Exploration to Remain Subdued
Conventional exploration is likely to remain supressed despite firming oil prices. Exploration spend is likely to be around US$20-25 billion, with frontier exploration dominated by the major IOCs and larger NOCs. Areas with significant production, including offshore South America, and West Africa will continue to be important with deepwater areas accounting for around half of all new reserves.
On a less positive note, in 2022, more governments could initiate vetoes on exploration, but this seems unlikely to include countries with basins with substantial production and remaining prospectivity.
Since the war in Ukraine, the picture perhaps looks more positive for exploration, with energy security concerns driving a re-think on where energy should be sourced from. Will this mean a reprieve for the UKCS and other areas, with governments seeking to extract more indigenous resources, or will it simply drive faster more aggressive investment in renewables? These scenarios are not mutually exclusive.
Service Sector to Remain Under Pressure
The strongest service companies are already gearing up for the energy transition but the weaker ones, without the cash to invest in research, development and diversification will come under further stress. The seismic business which is still suffering from over capacity may see further company consolidation with more vessels being permanently taken out of circulation. Increased utilisation is required before the sector can exert price pressure.

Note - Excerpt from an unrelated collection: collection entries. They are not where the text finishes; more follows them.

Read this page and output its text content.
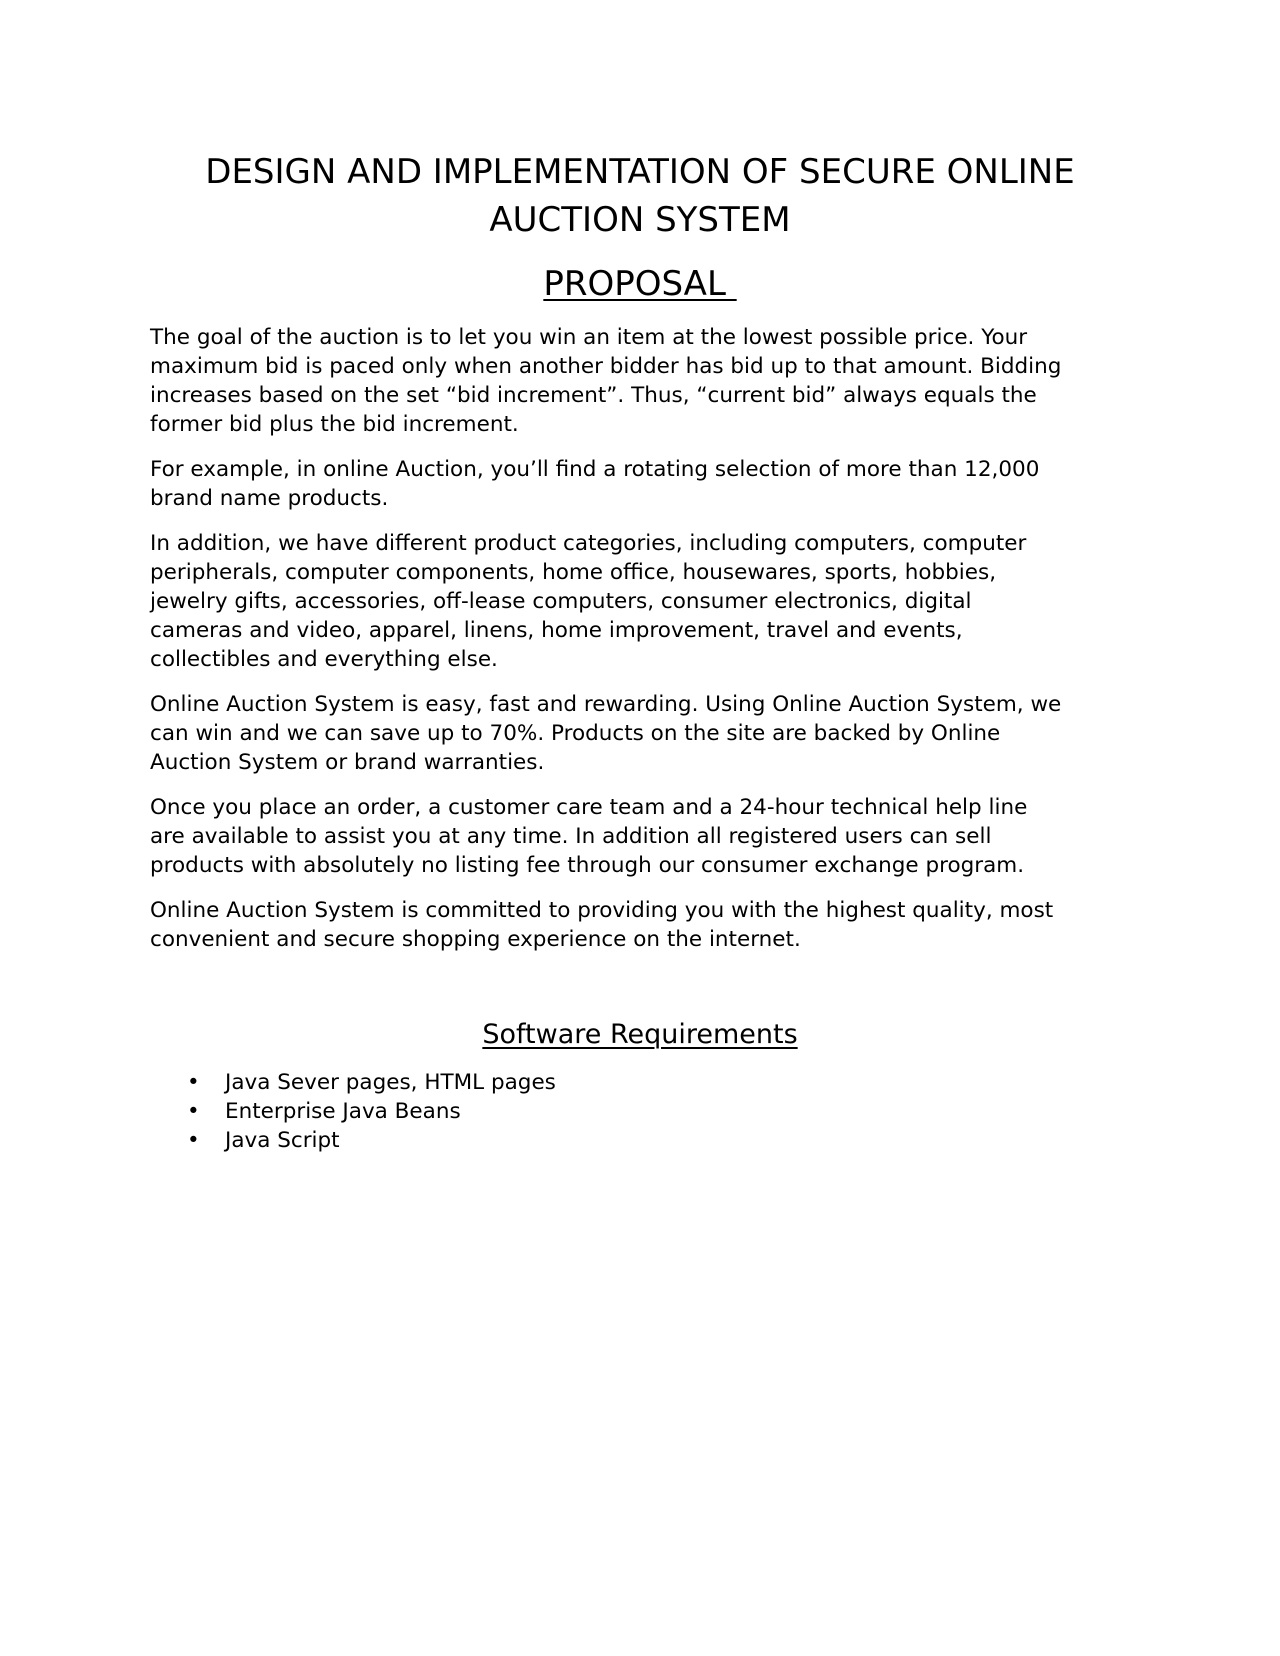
DESIGN AND IMPLEMENTATION OF SECURE ONLINE
AUCTION SYSTEM
PROPOSAL

The goal of the auction is to let you win an item at the lowest possible price. Your
maximum bid is paced only when another bidder has bid up to that amount. Bidding
increases based on the set “bid increment”. Thus, “current bid” always equals the
former bid plus the bid increment.

For example, in online Auction, you’ll find a rotating selection of more than 12,000
brand name products.

In addition, we have different product categories, including computers, computer
peripherals, computer components, home office, housewares, sports, hobbies,
jewelry gifts, accessories, off-lease computers, consumer electronics, digital
cameras and video, apparel, linens, home improvement, travel and events,
collectibles and everything else.

Online Auction System is easy, fast and rewarding. Using Online Auction System, we
can win and we can save up to 70%. Products on the site are backed by Online
Auction System or brand warranties.

Once you place an order, a customer care team and a 24-hour technical help line
are available to assist you at any time. In addition all registered users can sell
products with absolutely no listing fee through our consumer exchange program.

Online Auction System is committed to providing you with the highest quality, most
convenient and secure shopping experience on the internet.

Software Requirements
• Java Sever pages, HTML pages
• Enterprise Java Beans
• Java Script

Operators are expecting inflation of 5-10% in 2022, depending on the sector, and how much of this trickles down to the service companies will be determined by the pace of the increase in activity. Global supply chain disruption, labour costs/shortages and increasing commodity prices will be passed down to operators, but this is unlikely to support increased service sector profit margins.

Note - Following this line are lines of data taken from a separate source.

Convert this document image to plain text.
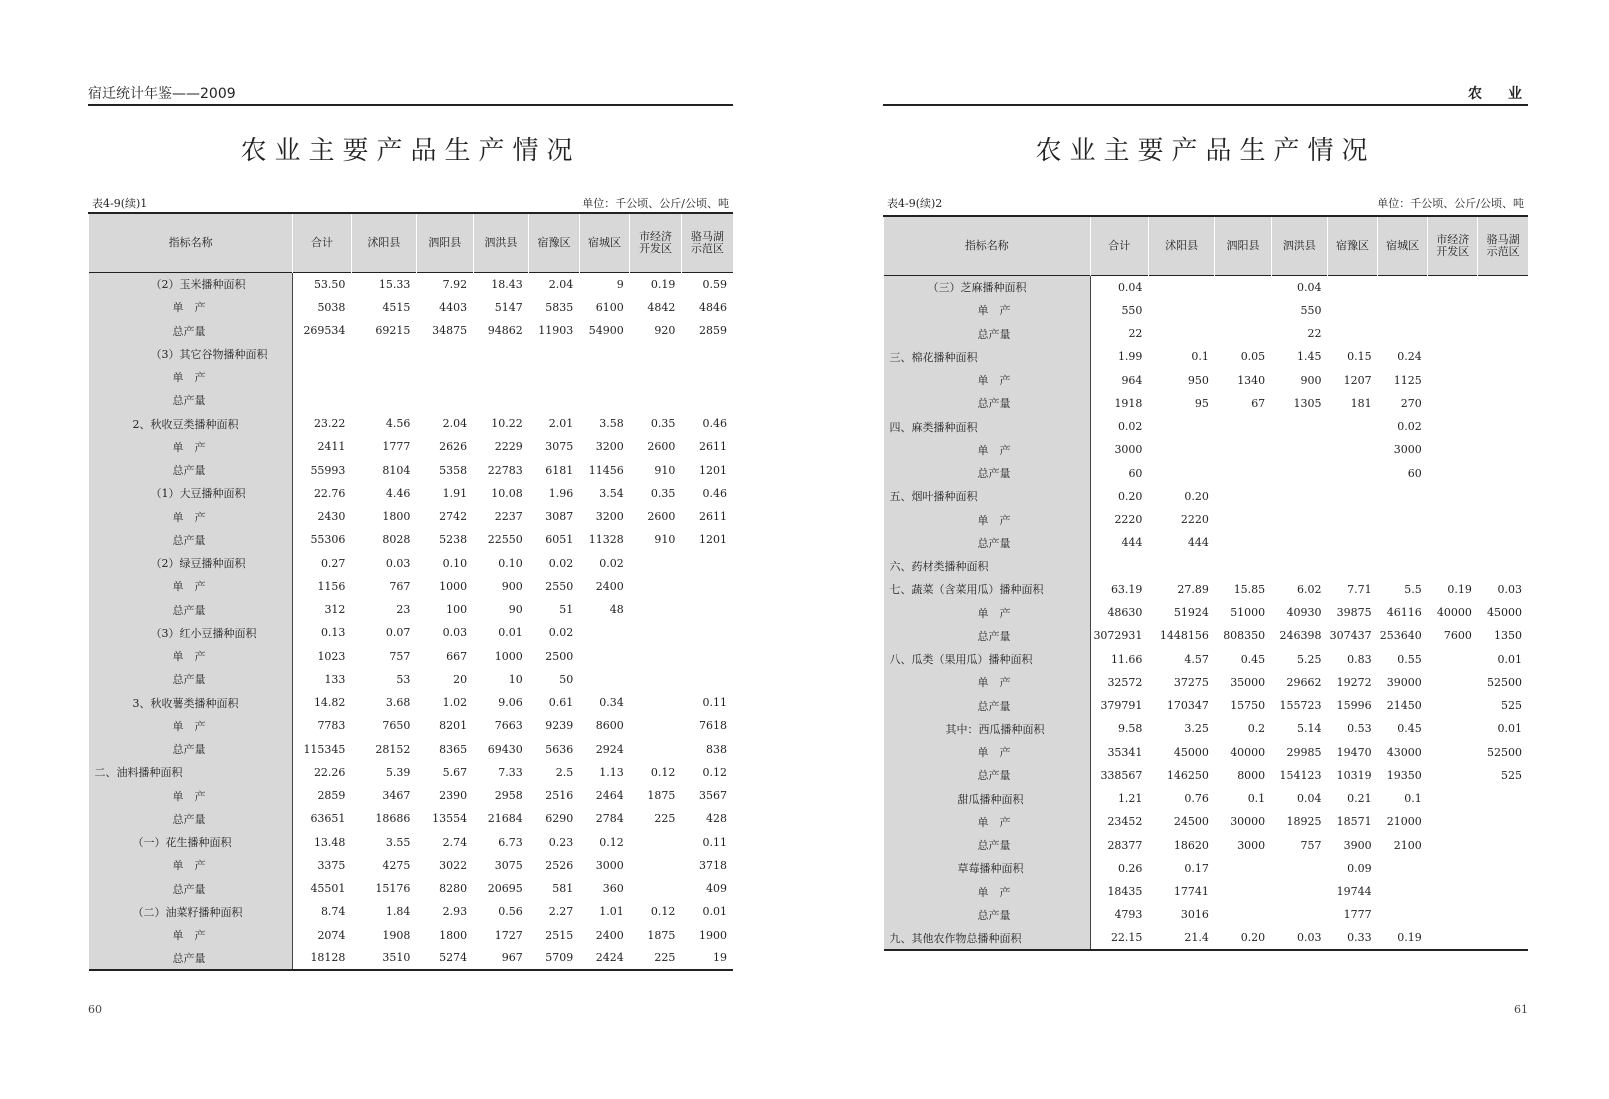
宿迁统计年鉴——2009
农业主要产品生产情况
表4-9(续)1	单位：千公顷、公斤/公顷、吨
指标名称	合计	沭阳县	泗阳县	泗洪县	宿豫区	宿城区	市经济
开发区	骆马湖
示范区
（2）玉米播种面积	53.50	15.33	7.92	18.43	2.04	9	0.19	0.59
单　产	5038	4515	4403	5147	5835	6100	4842	4846
总产量	269534	69215	34875	94862	11903	54900	920	2859
（3）其它谷物播种面积								
单　产								
总产量								
2、秋收豆类播种面积	23.22	4.56	2.04	10.22	2.01	3.58	0.35	0.46
单　产	2411	1777	2626	2229	3075	3200	2600	2611
总产量	55993	8104	5358	22783	6181	11456	910	1201
（1）大豆播种面积	22.76	4.46	1.91	10.08	1.96	3.54	0.35	0.46
单　产	2430	1800	2742	2237	3087	3200	2600	2611
总产量	55306	8028	5238	22550	6051	11328	910	1201
（2）绿豆播种面积	0.27	0.03	0.10	0.10	0.02	0.02		
单　产	1156	767	1000	900	2550	2400		
总产量	312	23	100	90	51	48		
（3）红小豆播种面积	0.13	0.07	0.03	0.01	0.02			
单　产	1023	757	667	1000	2500			
总产量	133	53	20	10	50			
3、秋收薯类播种面积	14.82	3.68	1.02	9.06	0.61	0.34		0.11
单　产	7783	7650	8201	7663	9239	8600		7618
总产量	115345	28152	8365	69430	5636	2924		838
二、油料播种面积	22.26	5.39	5.67	7.33	2.5	1.13	0.12	0.12
单　产	2859	3467	2390	2958	2516	2464	1875	3567
总产量	63651	18686	13554	21684	6290	2784	225	428
（一）花生播种面积	13.48	3.55	2.74	6.73	0.23	0.12		0.11
单　产	3375	4275	3022	3075	2526	3000		3718
总产量	45501	15176	8280	20695	581	360		409
（二）油菜籽播种面积	8.74	1.84	2.93	0.56	2.27	1.01	0.12	0.01
单　产	2074	1908	1800	1727	2515	2400	1875	1900
总产量	18128	3510	5274	967	5709	2424	225	19
60
农　业
农业主要产品生产情况
表4-9(续)2	单位：千公顷、公斤/公顷、吨
指标名称	合计	沭阳县	泗阳县	泗洪县	宿豫区	宿城区	市经济
开发区	骆马湖
示范区
（三）芝麻播种面积	0.04			0.04				
单　产	550			550				
总产量	22			22				
三、棉花播种面积	1.99	0.1	0.05	1.45	0.15	0.24		
单　产	964	950	1340	900	1207	1125		
总产量	1918	95	67	1305	181	270		
四、麻类播种面积	0.02					0.02		
单　产	3000					3000		
总产量	60					60		
五、烟叶播种面积	0.20	0.20						
单　产	2220	2220						
总产量	444	444						
六、药材类播种面积								
七、蔬菜（含菜用瓜）播种面积	63.19	27.89	15.85	6.02	7.71	5.5	0.19	0.03
单　产	48630	51924	51000	40930	39875	46116	40000	45000
总产量	3072931	1448156	808350	246398	307437	253640	7600	1350
八、瓜类（果用瓜）播种面积	11.66	4.57	0.45	5.25	0.83	0.55		0.01
单　产	32572	37275	35000	29662	19272	39000		52500
总产量	379791	170347	15750	155723	15996	21450		525
其中：西瓜播种面积	9.58	3.25	0.2	5.14	0.53	0.45		0.01
单　产	35341	45000	40000	29985	19470	43000		52500
总产量	338567	146250	8000	154123	10319	19350		525
甜瓜播种面积	1.21	0.76	0.1	0.04	0.21	0.1		
单　产	23452	24500	30000	18925	18571	21000		
总产量	28377	18620	3000	757	3900	2100		
草莓播种面积	0.26	0.17			0.09			
单　产	18435	17741			19744			
总产量	4793	3016			1777			
九、其他农作物总播种面积	22.15	21.4	0.20	0.03	0.33	0.19		
61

The service sector has been decimated over the last 4-5 years with many skilled technical staff being forced or choosing to leave the industry altogether. This could also provide challenges in a rebound scenario.
Carbon Capture and Storage (CCS) Will Mature
Proposed projects in Indonesia and Qatar are expected to be sanctioned. Santos’ plan to turn Bayu-Undan into a CCS hub will progress and TotalEnergies’ Papua LNG redesign will facilitate CO2 injection from the start of operations. Sizeable hub developments could be authorised for the first time in Europe, and a proliferation of new global project proposals will emerge, driven by government policy and investor pressure
Oil and gas operators and service companies will continue to diversify to exploit emerging areas such as renewables, CCUS and hydrogen storage. Keeping options open for the future, operators will want to retain their diminished technical expertise but will apply their skills to new areas. Some oil and gas operators will focus on developments with low carbon footprints such as Kistos’s Q10-A development, off the Dutch coast which demonstrates how it is possible to secure and develop European gas resources from a mature area with minimal carbon footprint.
Diversification of energy sources will continue but one consequence of the war in Ukraine is that upstream oil and gas spending is now estimated by Rystad Energy to increase by ~ 15% (which equates to over US $140 billion – compared to 2021) as global producers increase investment budgets to boost production. Recent statements and energy plans announced by some Government officials such as the UK’s Kwasi Kwarteng (Secretary of State for Business, Energy and Industrial Strategy), admit that domestic oil and gas production will have to continue for at least a few decades. Obvious one might think, but now a more public admission of the reality of the energy transition.